Иришка очень боялась оставаться дома одна, и Володя вынужден был брать ее с собой. Что ж, пускай терпит. И сейчас Иришка то шла, то бежала следом, но каждый раз, когда, оборачиваясь, он озабоченно глядел на нее, девочка кривила личико в бодрой улыбке: «Я не замерзла, нет-нет, нисколечко». И Володя тоже корчил улыбку и подмигивал ей: «Держись, чижик-пыжик, все будет хорошо».
Подождав Иришку, Володя взял ее за руку. Собственно говоря, все уже детально обдумано. Санки «проедены» — за санки Володя выручил небольшой кусок дуранды, которого им хватило на два дня, теперь Володя шел на рынок продавать сумку Рольфа.
— Куда мы? — озабоченно пискнула Иришка.
— Снова на рынок, — ответил Володя. — Топай, топай, чижик-пыжик, пошевеливайся.
— Пошевеливаюсь я, — пролепетала Иришка.
Прошли мимо очереди за хлебом, потом очереди у эвакопункта, и Володя увидел, что мамина знакомая в рыжей шубе стоит уже совсем близко к дверям. Еще дня три-четыре, и рыжая шуба сдаст документы на эвакуацию. И поедет на Большую землю, где все-все есть… Володя зажмурил глаза и представил себе груды дров, пылающих в горячих, не дотронешься рукой, печках, и столы, уставленные разной снедью. Что ж, счастливого пути. Он крепче сжал кулачок девчушки.

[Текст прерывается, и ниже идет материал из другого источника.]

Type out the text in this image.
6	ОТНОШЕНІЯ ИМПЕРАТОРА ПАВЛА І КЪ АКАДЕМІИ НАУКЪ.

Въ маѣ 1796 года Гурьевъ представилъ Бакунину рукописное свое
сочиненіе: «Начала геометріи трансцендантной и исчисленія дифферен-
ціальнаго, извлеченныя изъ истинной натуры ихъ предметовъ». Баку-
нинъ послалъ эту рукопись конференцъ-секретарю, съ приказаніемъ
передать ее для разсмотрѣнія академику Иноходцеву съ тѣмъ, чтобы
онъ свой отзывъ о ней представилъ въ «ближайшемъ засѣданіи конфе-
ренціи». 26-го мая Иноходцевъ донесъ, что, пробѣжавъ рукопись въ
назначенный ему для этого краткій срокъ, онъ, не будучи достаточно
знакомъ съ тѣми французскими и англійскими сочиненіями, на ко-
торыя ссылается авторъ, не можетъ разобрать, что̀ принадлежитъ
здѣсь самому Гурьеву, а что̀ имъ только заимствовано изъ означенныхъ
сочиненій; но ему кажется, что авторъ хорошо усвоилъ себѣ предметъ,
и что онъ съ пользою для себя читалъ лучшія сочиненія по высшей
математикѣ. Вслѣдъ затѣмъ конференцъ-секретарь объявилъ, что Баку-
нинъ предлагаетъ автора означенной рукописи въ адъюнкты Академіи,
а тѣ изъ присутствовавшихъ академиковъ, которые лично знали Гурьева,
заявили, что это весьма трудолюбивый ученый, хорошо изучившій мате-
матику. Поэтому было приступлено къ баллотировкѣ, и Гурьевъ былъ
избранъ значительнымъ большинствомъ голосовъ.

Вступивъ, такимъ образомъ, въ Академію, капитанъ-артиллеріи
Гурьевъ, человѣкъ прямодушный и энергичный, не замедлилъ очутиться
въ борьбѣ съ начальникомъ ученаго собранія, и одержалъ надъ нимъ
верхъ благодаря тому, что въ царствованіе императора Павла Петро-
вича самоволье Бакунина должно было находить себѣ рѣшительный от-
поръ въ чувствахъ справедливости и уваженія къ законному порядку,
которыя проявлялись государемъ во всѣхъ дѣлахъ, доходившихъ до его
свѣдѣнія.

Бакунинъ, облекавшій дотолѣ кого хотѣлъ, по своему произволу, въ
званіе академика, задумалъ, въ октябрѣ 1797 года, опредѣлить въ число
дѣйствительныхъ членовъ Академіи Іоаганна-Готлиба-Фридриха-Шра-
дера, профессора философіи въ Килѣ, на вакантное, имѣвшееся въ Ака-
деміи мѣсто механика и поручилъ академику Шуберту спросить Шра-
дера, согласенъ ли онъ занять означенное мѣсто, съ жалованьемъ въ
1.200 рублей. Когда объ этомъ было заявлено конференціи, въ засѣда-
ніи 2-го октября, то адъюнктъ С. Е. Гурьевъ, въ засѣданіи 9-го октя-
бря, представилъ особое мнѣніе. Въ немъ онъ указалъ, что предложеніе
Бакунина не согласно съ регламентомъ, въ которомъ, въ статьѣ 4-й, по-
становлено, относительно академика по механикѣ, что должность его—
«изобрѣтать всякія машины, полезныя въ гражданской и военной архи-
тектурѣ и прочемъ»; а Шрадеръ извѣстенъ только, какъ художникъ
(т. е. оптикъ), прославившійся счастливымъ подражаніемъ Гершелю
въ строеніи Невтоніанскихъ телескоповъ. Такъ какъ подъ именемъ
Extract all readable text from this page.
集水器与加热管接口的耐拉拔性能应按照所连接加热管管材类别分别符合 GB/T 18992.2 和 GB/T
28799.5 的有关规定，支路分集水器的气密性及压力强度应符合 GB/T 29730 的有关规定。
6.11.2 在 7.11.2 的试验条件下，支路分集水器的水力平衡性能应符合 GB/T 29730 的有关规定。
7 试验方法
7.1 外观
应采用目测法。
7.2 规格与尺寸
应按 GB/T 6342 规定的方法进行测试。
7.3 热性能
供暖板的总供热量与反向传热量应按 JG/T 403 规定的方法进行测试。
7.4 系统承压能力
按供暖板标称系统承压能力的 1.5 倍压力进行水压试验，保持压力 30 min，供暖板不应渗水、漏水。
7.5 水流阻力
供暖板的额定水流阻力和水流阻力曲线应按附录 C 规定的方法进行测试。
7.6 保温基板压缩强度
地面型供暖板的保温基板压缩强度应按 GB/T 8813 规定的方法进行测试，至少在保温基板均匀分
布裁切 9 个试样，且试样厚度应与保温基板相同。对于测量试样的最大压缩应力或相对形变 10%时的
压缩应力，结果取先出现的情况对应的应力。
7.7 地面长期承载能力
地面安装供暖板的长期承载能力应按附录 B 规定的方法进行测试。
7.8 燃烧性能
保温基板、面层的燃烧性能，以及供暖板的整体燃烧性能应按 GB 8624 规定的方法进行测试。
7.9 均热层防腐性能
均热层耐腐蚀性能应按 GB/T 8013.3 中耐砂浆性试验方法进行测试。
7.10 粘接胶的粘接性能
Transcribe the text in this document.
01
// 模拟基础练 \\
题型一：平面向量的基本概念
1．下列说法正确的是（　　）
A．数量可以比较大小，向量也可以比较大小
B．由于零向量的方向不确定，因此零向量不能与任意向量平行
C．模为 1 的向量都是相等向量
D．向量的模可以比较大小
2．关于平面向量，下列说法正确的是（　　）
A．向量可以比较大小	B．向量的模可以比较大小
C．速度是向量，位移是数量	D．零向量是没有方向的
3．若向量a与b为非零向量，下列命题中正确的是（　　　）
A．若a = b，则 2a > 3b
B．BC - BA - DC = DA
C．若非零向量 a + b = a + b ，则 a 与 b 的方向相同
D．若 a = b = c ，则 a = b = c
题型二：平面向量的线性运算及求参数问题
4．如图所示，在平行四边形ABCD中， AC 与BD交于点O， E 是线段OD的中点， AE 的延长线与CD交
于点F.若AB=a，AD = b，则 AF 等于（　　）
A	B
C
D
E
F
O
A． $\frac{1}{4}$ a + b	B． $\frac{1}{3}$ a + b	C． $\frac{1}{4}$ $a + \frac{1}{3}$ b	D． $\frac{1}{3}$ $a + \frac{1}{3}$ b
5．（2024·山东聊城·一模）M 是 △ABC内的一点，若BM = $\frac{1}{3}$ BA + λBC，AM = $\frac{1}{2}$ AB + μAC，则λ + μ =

Чем ближе к рынку, тем больше людей. Шли, волокли на саночках домашний скарб: туалетные столики, кресла… Кому сейчас нужны туалетные столики? «Кому-то нужны», — со злостью подумал Володя. Нервность в походке, в тусклых взглядах: сколько надежд на рынок, на удачную «операцию».
Вот он, Сытный рынок. Володя бывал тут до войны и любил этот большой, шумный рынок, а особенно ту его часть, где продавали сонных котят, собак и щенков, уложенных в корзинки, на сено.
Сейчас, конечно, никакими животными на рынке не торгуют, да и людей куда меньше, чем в прошлые времена, но все же, войдя в ворота рынка, Володя остановился в удивлении — сколько народу! Может, тысяча, а может, и вдвое больше людей толпилось на громадной рыночной площади.
— Сынок, здравствуй.
Володя поднял голову. Перед ним Варфоломей Федорович. Топорщились заиндевелые усы, щеки впали, глаза учителя были печальными. Вместо шубы — какое-то пальтишко.
— Тяжело моим детишкам, Володя, — стыло проговорил он. — Ох, как тяжело, дружок.
— А где же ваша шуба?
— Сегодня на сало обменял. И часы карманные, помнишь? С музыкой. Ничего, есть у нас немного дуранды и сала. — Варфоломей Федорович поглядел на Иришку. — Девочка, а тебе не пора учиться?
— Пора. Я уже знаю пять букв, — сказала Иришка. — «Пы» — на нее начинается пирожок, «мы» — на нее пишется молоко…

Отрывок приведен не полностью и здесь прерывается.